Erklärter Gegner der "Null Covid"-Strategie war erwartungsgemäß Michael Hüther. Die niedrigsten Inzidenzzahlen seien natürlich die besten, sagte der Direktor des Instituts der deutschen Wirtschaft: "Wir müssen aber auch realistisch sein und gucken, was gelingen kann." Mit Verweis auf den Epidemiologen Klaus Stöhr sagte er: "Wenn ich Herrn Stöhr und Andere zur Kenntnis nehme, dann ist eine Inzidenz von 100 eine, mit der wir auch irgendwie auskommen, also zumindest in dieser Witterungsperiode." Das sorgte bei Vu für ungläubiges Lachen.

"Das ist ja ein zynischer Umgang mit Menschenleben. Ich verstehe gar nicht, wie man so argumentieren kann", kommentierte die Journalistin. "Das ist ja eine Kapitulation vor diesem Virus." Hüther schlug mit selber Keule gegen die "Null Covid"-Anhängerin zurück. "Dann sage ich Ihnen, Sie nehmen die ganzen vielen Todesfälle in Kauf, die Sie mit der wirtschaftlichen Zerrüttung, die Sie mit dem Modell auslösen, verursachen."

Der Faktencheck

Muss Deutschland laut dem Epidemiologen Stöhr mit einer Inzidenz von 100 "auskommen", wie es Hüther dargestellt hat? Stöhr hatte die Strategie der Bundesregierung im Gespräch mit "n-tv.de" kritisiert. Ein Inzidenzwert von unter 50 im Winter sei hierzulande unter den aktuellen Bedingungen "illusorisch", sagte der Virologe, der früher bei der Weltgesundheitsorganisation WHO Forschungsgruppen zu Influenza und SARS geleitet hat. Er begründete sein Urteil mit dem Verweis auf vergleichbare Atemwegsinfektionserreger wie das Influenzavirus. Die zirkulierten im Winter auf einem ähnlichen Niveau wie Covid-19 – "und das, obwohl dagegen viel mehr Menschen immun sind als gegen Corona".

Allerdings sind sich Experten auch bei dieser Einschätzung uneins. "Die Auffassung Stöhrs steht im krassen Gegensatz zu einem Positionspapier, das mehr als 300 renommierte europäische Wissenschaftler unterstützen, unter ihnen Christian Drosten", berichtete "n-tv.de". Diese Forscher hatten eine grenzüberschreitende Strategie gefordert, um die Inzidenz auf sieben Fälle pro 100.000 Einwohner zu drücken. Das wäre quasi "Null Covid", urteilte "t-online".

Das Zitat des Abends

Ob Baden-Württemberg und Rheinland-Pfalz mit früheren Schulöffnungen nun den Bund-Länder-Beschluss "interpretieren" oder sich ihm "nicht krass" widersetzen – die Bundesrepublik ist nach Ansicht von Intensivmediziner Janssens in ganz schlechten Händen. 16 Ärzte plus eine Chefärztin Merkel würden an dem Patienten Deutschland herumdoktern – alle mit einer völlig anderen Meinung.
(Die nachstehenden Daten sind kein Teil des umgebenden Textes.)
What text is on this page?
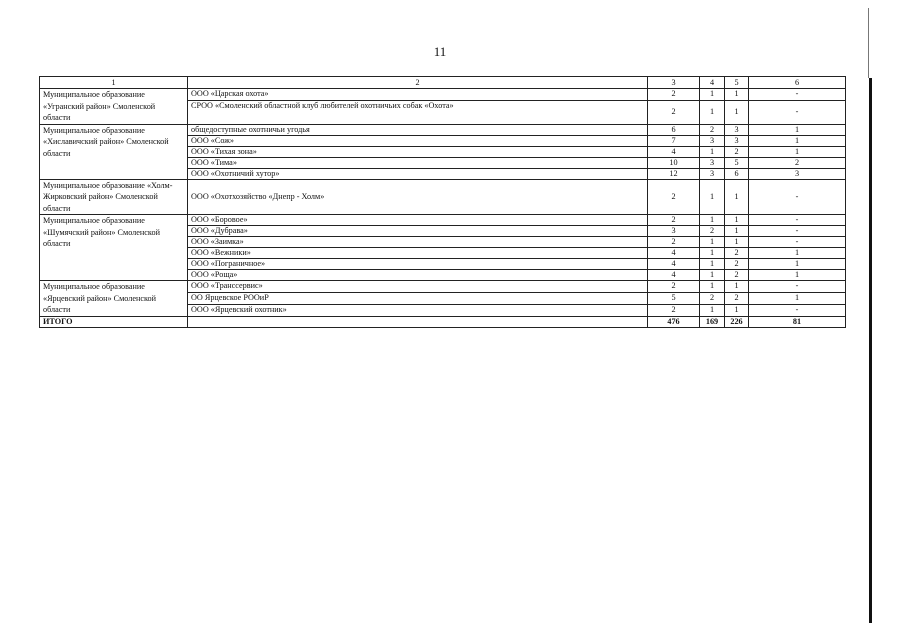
11
1	2	3	4	5	6
Муниципальное образование «Угранский район» Смоленской области	ООО «Царская охота»	2	1	1	-
	СРОО «Смоленский областной клуб любителей охотничьих собак «Охота»	2	1	1	-
Муниципальное образование «Хиславичский район» Смоленской области	общедоступные охотничьи угодья	6	2	3	1
	ООО «Сож»	7	3	3	1
	ООО «Тихая зона»	4	1	2	1
	ООО «Тима»	10	3	5	2
	ООО «Охотничий хутор»	12	3	6	3
Муниципальное образование «Холм-Жирковский район» Смоленской области	ООО «Охотхозяйство «Днепр - Холм»	2	1	1	-
Муниципальное образование «Шумячский район» Смоленской области	ООО «Боровое»	2	1	1	-
	ООО «Дубрава»	3	2	1	-
	ООО «Заимка»	2	1	1	-
	ООО «Вежники»	4	1	2	1
	ООО «Пограничное»	4	1	2	1
	ООО «Роща»	4	1	2	1
Муниципальное образование «Ярцевский район» Смоленской области	ООО «Транссервис»	2	1	1	-
	ОО Ярцевское РООиР	5	2	2	1
	ООО «Ярцевский охотник»	2	1	1	-
ИТОГО		476	169	226	81
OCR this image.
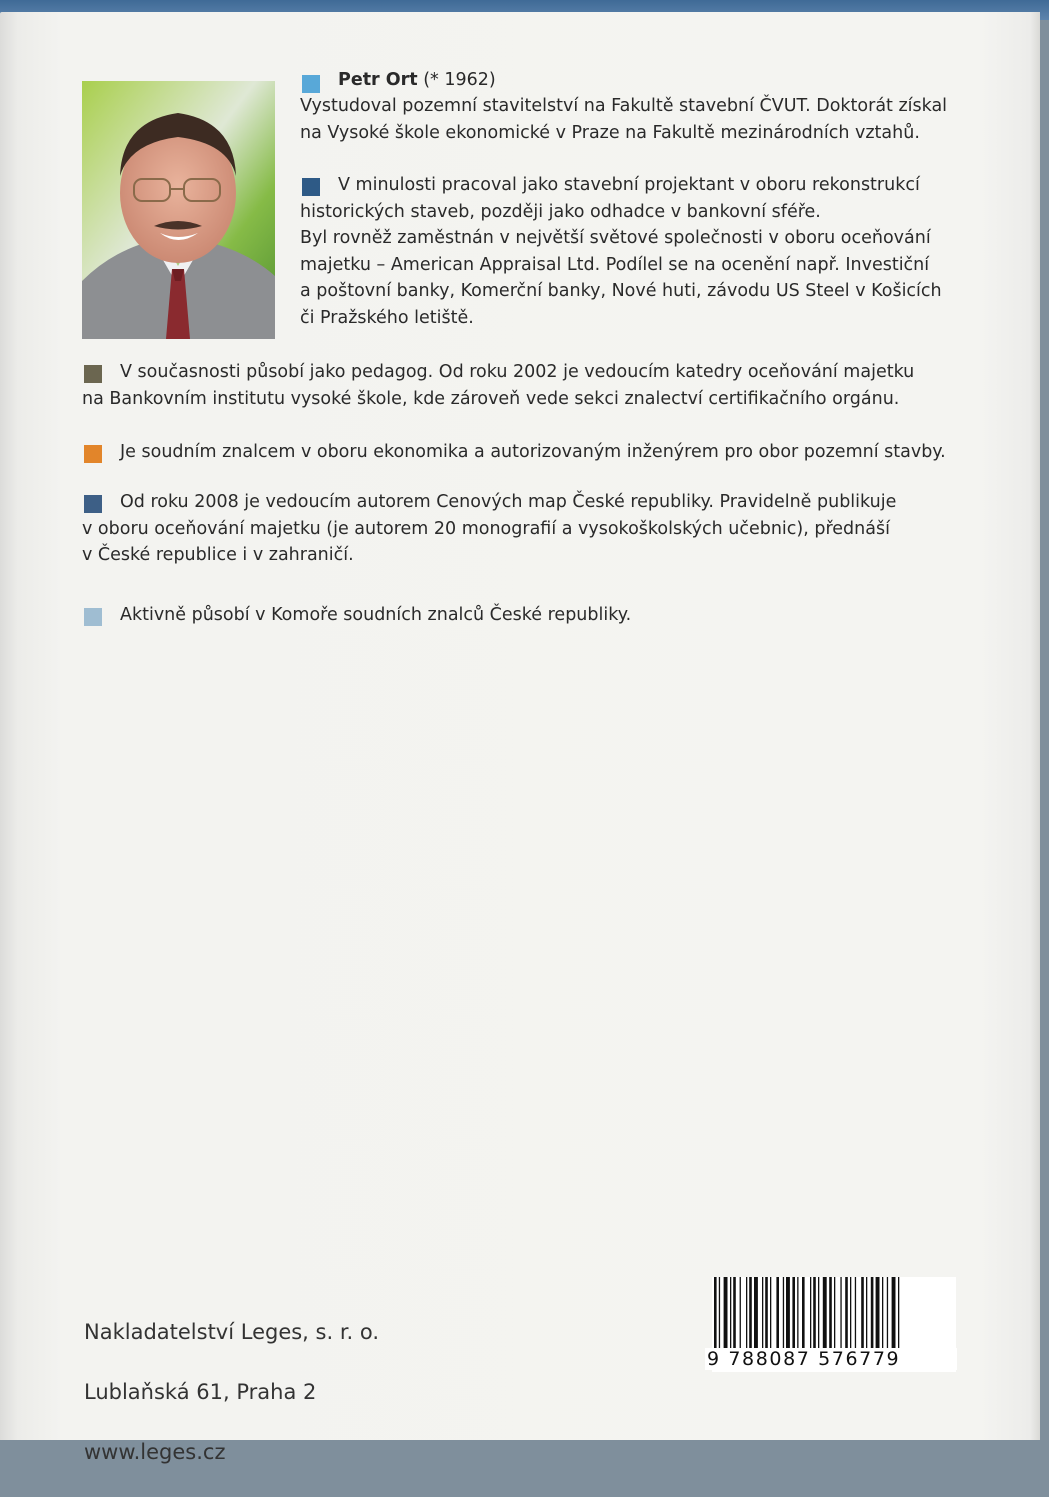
Petr Ort (* 1962)

Vystudoval pozemní stavitelství na Fakultě stavební ČVUT. Doktorát získal
na Vysoké škole ekonomické v Praze na Fakultě mezinárodních vztahů.

V minulosti pracoval jako stavební projektant v oboru rekonstrukcí
historických staveb, později jako odhadce v bankovní sféře.
Byl rovněž zaměstnán v největší světové společnosti v oboru oceňování
majetku – American Appraisal Ltd. Podílel se na ocenění např. Investiční
a poštovní banky, Komerční banky, Nové huti, závodu US Steel v Košicích
či Pražského letiště.

V současnosti působí jako pedagog. Od roku 2002 je vedoucím katedry oceňování majetku
na Bankovním institutu vysoké škole, kde zároveň vede sekci znalectví certifikačního orgánu.

Je soudním znalcem v oboru ekonomika a autorizovaným inženýrem pro obor pozemní stavby.

Od roku 2008 je vedoucím autorem Cenových map České republiky. Pravidelně publikuje
v oboru oceňování majetku (je autorem 20 monografií a vysokoškolských učebnic), přednáší
v České republice i v zahraničí.

Aktivně působí v Komoře soudních znalců České republiky.

Nakladatelství Leges, s. r. o.

Lublaňská 61, Praha 2

www.leges.cz

9 788087 576779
Die Folge seien halbherzige Therapien, neue Infektionsschübe und resistente Keime. "Deshalb geht die Bevölkerung auch nicht mehr mit", warnte er angesichts sinkender Umfragewerte für die Anti-Corona-Maßnahmen. "Weil sie 16 verschiedene Meinungen hören und 16 verschiedene Therapieempfehlungen. Dann sagen sie: Dann gehe ich halt zu einem anderen Arzt."